Answering the call
Blooming Grove graduate heads back to Iraq
By Bob Belcher
Once a soldier, always a soldier — a saying that rings true for Richard Hinkle,
a member of the graduating class of
1960 at Blooming Grove High School.
Hinkle, now 64, is serving his second tour in Iraq as a special advisor to
General John Abazaid, the head of Central Command in Qutar, Iraq.
New Caney is home for Hinkle after “retiring” from government service in 1997,
but he answered the call to go to Iraq and serve his country again in an
advisory capacity. He still has family and friends in the Blooming Grove area,
and visits from time to time when he can.

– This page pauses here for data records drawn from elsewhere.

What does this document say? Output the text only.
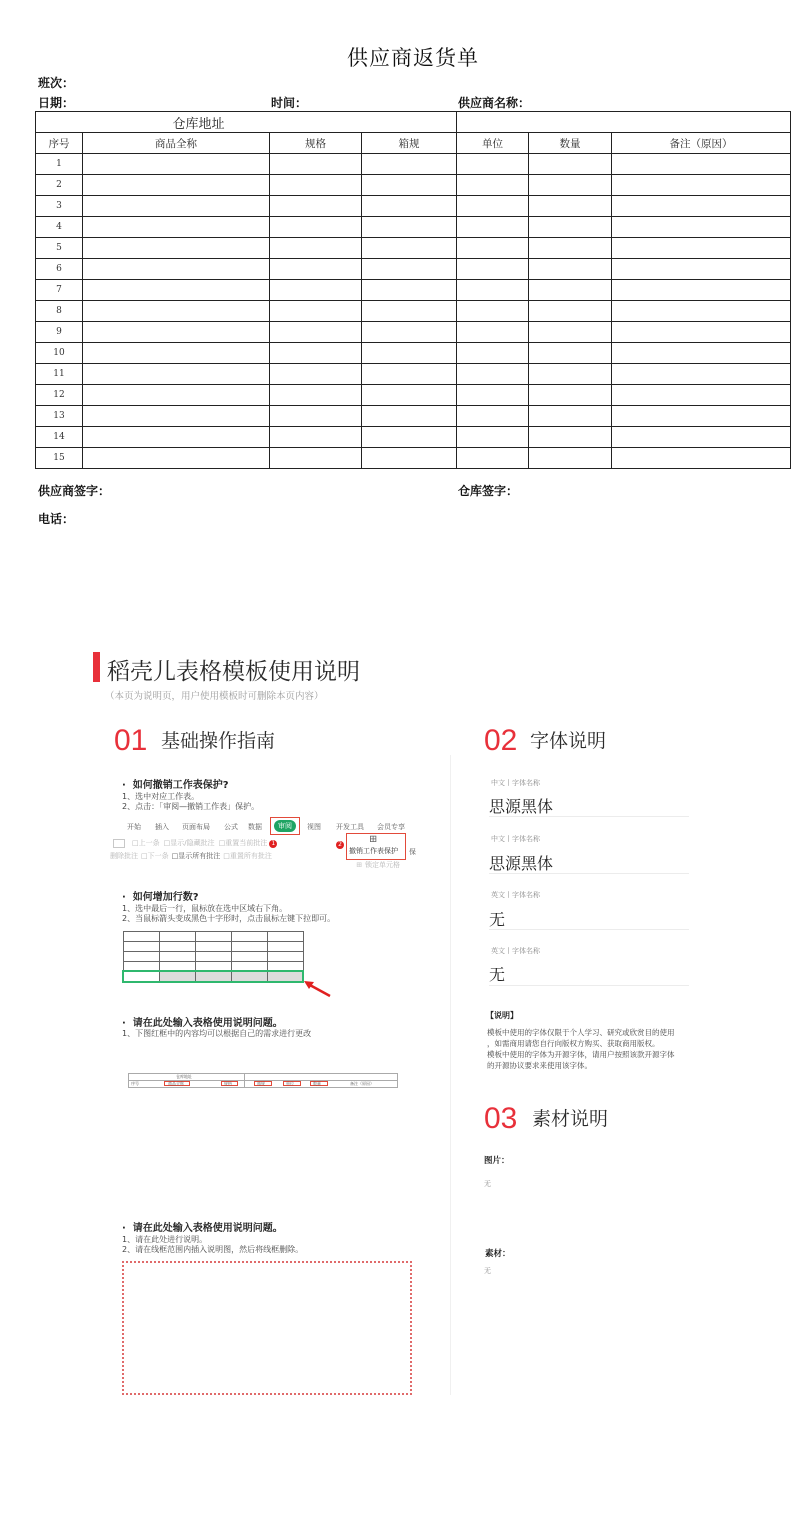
供应商返货单
班次：
日期：	时间：	供应商名称：
仓库地址						
序号	商品全称	规格	箱规	单位	数量	备注（原因）
1						
2						
3						
4						
5						
6						
7						
8						
9						
10						
11						
12						
13						
14						
15						
供应商签字：	仓库签字：
电话：
稻壳儿表格模板使用说明
（本页为说明页，用户使用模板时可删除本页内容）
01 基础操作指南
·  如何撤销工作表保护?
1、选中对应工作表。
2、点击：「审阅—撤销工作表」保护。
开始 插入 页面布局 公式 数据	审阅	视图 开发工具 会员专享
□上一条 □显示/隐藏批注 □重置当前批注 1
删除批注 □下一条 □显示所有批注 □重置所有批注
⊞ 锁定单元格
2	⊞
撤销工作表保护 保
·  如何增加行数?
1、选中最后一行，鼠标放在选中区域右下角。
2、当鼠标箭头变成黑色十字形时，点击鼠标左键下拉即可。
·  请在此处输入表格使用说明问题。
1、下图红框中的内容均可以根据自己的需求进行更改
仓库地址
序号	商品全称	规格	箱规	单位	数量	备注（原因）
·  请在此处输入表格使用说明问题。
1、请在此处进行说明。
2、请在线框范围内插入说明图，然后将线框删除。
02 字体说明
中文丨字体名称
思源黑体
中文丨字体名称
思源黑体
英文丨字体名称
无
英文丨字体名称
无
【说明】
模板中使用的字体仅限于个人学习、研究或欣赏目的使用
，如需商用请您自行向版权方购买、获取商用版权。
模板中使用的字体为开源字体，请用户按照该款开源字体
的开源协议要求来使用该字体。
03 素材说明
图片：
无
素材：
无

Hinkle spent five years on active duty, another 20 in the reserves, retiring
from the Navy with the rank of Lt. Commander. Another career in government
service with the Department of Defense kept him busy after the military, until
duty called him back to the armed forces.
“Since the war is going, I’ve been called several times since they are short on
people,” Hinkle said, speaking with the Daily Sun from the Central Command
Headquarters in Iraq.
“I had the clearances and the background they needed for a special advisor, so
they called me. This is my second tour here,” Hinkle said.
A lot of the work Hinkle does is classified in nature, so he was unable to
comment on the specifics of his duties as a special advisor to the “CentCom”
commander, where he works with a bank of computers and telephones alongside
other military advisors keeping commanders updated on their findings.
“I think we’re making great progress here. They have a new government, it’s
slowly beginning to develop the police and forces necessary to run the country.
There are a lot of bumps along the way but the progress is so much better,”
Hinkle said of the U.S. involvement in Iraq.
“Our military is probably going to be here for a long time. They need us. We
can’t just go off and leave them. The life of the average Iraqi is a lot better
now,” Hinkle added. “It’s a small seed of democracy in an area where there is
“Most of the people I’ve met here, their morale is high. They feel like they are
a piece of history, that something is being accomplished,” Hinkle said.
On the personal side, Hinkle and his wife have two daughters; one is a lawyer,
another in human resources. Hinkle’s wife recently retired from the State
Department. One of Hinkle’s sisters shares their home in New Caney. Another
sister, Diane Richards, and sister-in-law, Jean Hinkle, both live in Blooming
Grove. He has a host of cousins in the area.
“I still follow the Corsicana Tigers and the Blooming Grove Lions on-line in the
Corsicana Daily Sun,” Hinkle added. “Even though I live in New Caney I still
consider Blooming Grove my home.”
“I’ve got a cemetery plot at Rose
Hill Cemetery in Blooming Grove. I’ll spend my eternity there,” Hinkle
Hinkle will return to Texas in September, and says “I’ll probably just spend
some time as a ‘gentleman farmer’ until they call me back.”